The biggest lie that we can tell ourselves is that our sin occurs in a void – that our actions, the things we let our eyes search for, even just our thoughts will affect no one but ourselves. I love this quote from “All the King’s Men” by Robert Penn Warren:
Cass Mastern lived for a few years and in that time he learned that the world is all of one piece. He learned that the world is like an enormous spider web and if you touch it, however lightly, at any point, the vibration ripples to the remotest perimeter and the drowsy spider feels the tingle and is drowsy no more but springs out to fling the gossamer coils about you who have touched the web and then inject the black, numbing poison under your hide. It does not matter whether or not you meant to brush the web of things. Your happy foot or your gay wing may have brushed it ever so lightly, but what happens always happens and there is the spider, bearded black and with all his great faceted eyes glittering like mirrors in the sun, or like God's eye, and the fangs dripping.

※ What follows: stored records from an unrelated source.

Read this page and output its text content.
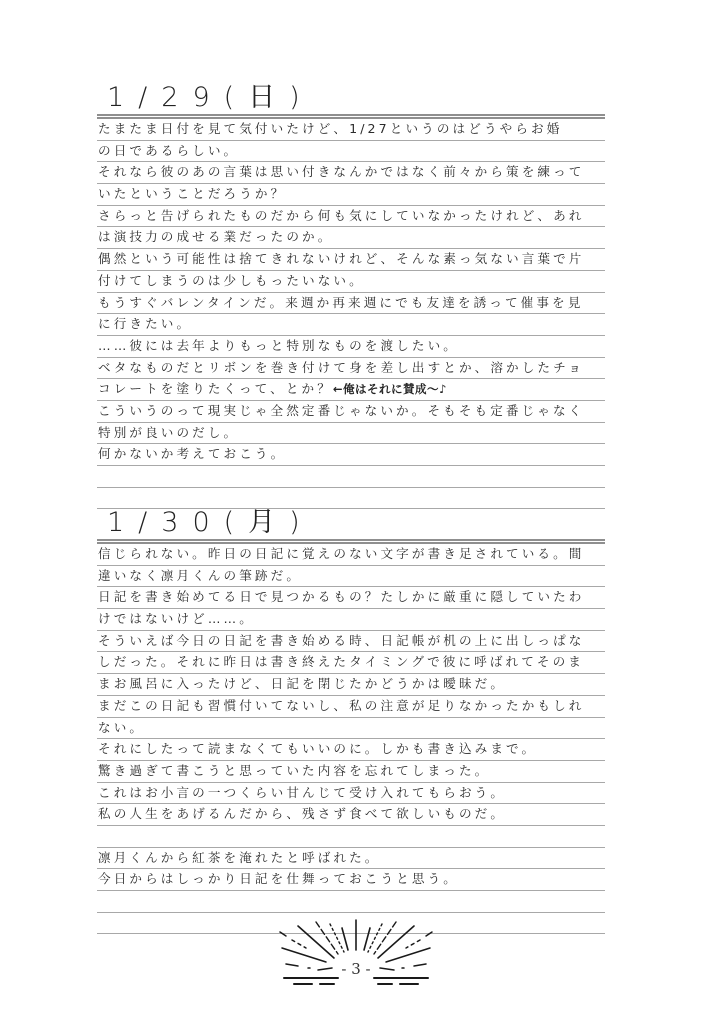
1/29(日)
たまたま日付を見て気付いたけど、1/27というのはどうやらお婚
の日であるらしい。
それなら彼のあの言葉は思い付きなんかではなく前々から策を練って
いたということだろうか？
さらっと告げられたものだから何も気にしていなかったけれど、あれ
は演技力の成せる業だったのか。
偶然という可能性は捨てきれないけれど、そんな素っ気ない言葉で片
付けてしまうのは少しもったいない。
もうすぐバレンタインだ。来週か再来週にでも友達を誘って催事を見
に行きたい。
……彼には去年よりもっと特別なものを渡したい。
ベタなものだとリボンを巻き付けて身を差し出すとか、溶かしたチョ
コレートを塗りたくって、とか？←俺はそれに賛成～♪
こういうのって現実じゃ全然定番じゃないか。そもそも定番じゃなく
特別が良いのだし。
何かないか考えておこう。
1/30(月)
信じられない。昨日の日記に覚えのない文字が書き足されている。間
違いなく凛月くんの筆跡だ。
日記を書き始めてる日で見つかるもの？たしかに厳重に隠していたわ
けではないけど……。
そういえば今日の日記を書き始める時、日記帳が机の上に出しっぱな
しだった。それに昨日は書き終えたタイミングで彼に呼ばれてそのま
まお風呂に入ったけど、日記を閉じたかどうかは曖昧だ。
まだこの日記も習慣付いてないし、私の注意が足りなかったかもしれ
ない。
それにしたって読まなくてもいいのに。しかも書き込みまで。
驚き過ぎて書こうと思っていた内容を忘れてしまった。
これはお小言の一つくらい甘んじて受け入れてもらおう。
私の人生をあげるんだから、残さず食べて欲しいものだ。
凛月くんから紅茶を淹れたと呼ばれた。
今日からはしっかり日記を仕舞っておこうと思う。
- 3 -
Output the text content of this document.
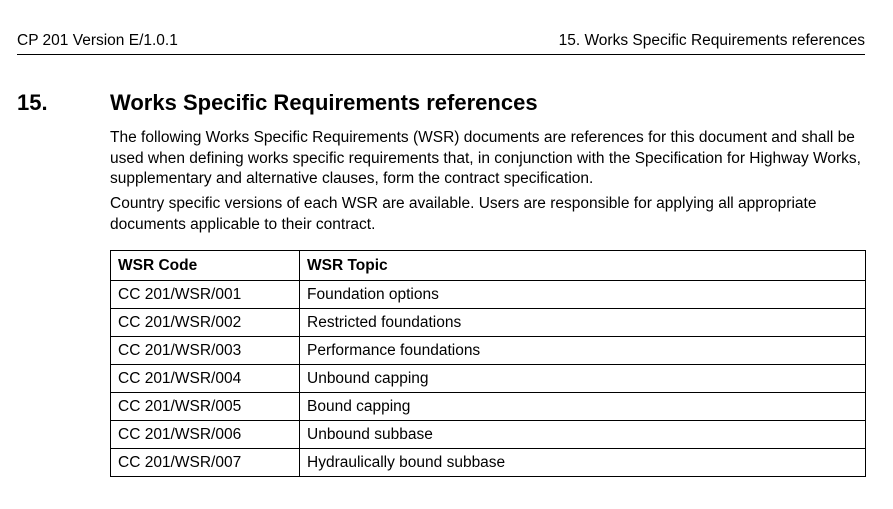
CP 201 Version E/1.0.1	15. Works Specific Requirements references
15.	Works Specific Requirements references

The following Works Specific Requirements (WSR) documents are references for this document and shall be used when defining works specific requirements that, in conjunction with the Specification for Highway Works, supplementary and alternative clauses, form the contract specification.

Country specific versions of each WSR are available. Users are responsible for applying all appropriate documents applicable to their contract.

WSR Code	WSR Topic
CC 201/WSR/001	Foundation options
CC 201/WSR/002	Restricted foundations
CC 201/WSR/003	Performance foundations
CC 201/WSR/004	Unbound capping
CC 201/WSR/005	Bound capping
CC 201/WSR/006	Unbound subbase
CC 201/WSR/007	Hydraulically bound subbase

There is no void in which each of our souls resides. We, as followers of Jesus, are the body of Christ. When there is a serious injury to a part of the body, or when there is a cancer growing, the gangrene and the poison that set in bring death to everyone. To think we can somehow not allow other people’s actions and darkness affect us is not only naive, it is selfish. We must desperately cry out for Jesus’s healing blood to not cover just our own sins but the sins of our brothers and sisters. We mourn with them over the brokenness and we rejoice with them over His salvation. They didn’t dip their toe in the dirt. They dive bombed a puddle of mud and sent waves of muck flying, splattering us all.
And then, we have to stop minimizing and justifying our own darkness. There’s no such thing as just an innocent curiosity. That five minutes spent looking at an ex’s online photo album is five inches pulled from that spool of thread. It’s five minutes spent undoing our marriage. It’s five minutes making ourselves more apt to take the next step towards infidelity.
It’s five minutes that confessed and turned away from, Jesus can and will redeem. There is nothing we do that Jesus cannot undo. He bares it all on the cross. When he enters in, all the darkness withers away. “The light shines in the darkness, and the darkness has not overcome it.” – John 1:5
Jesus is the fulfillment of Isaiah 42:6-7 which says,
“I am the LORD; I have called you in righteousness;
I will take you by the hand and keep you;
I will give you as a covenant for the people,
a light for the nations,
to open the eyes that are blind,
to bring out the prisoners from the dungeon,
from the prison those who sit in darkness."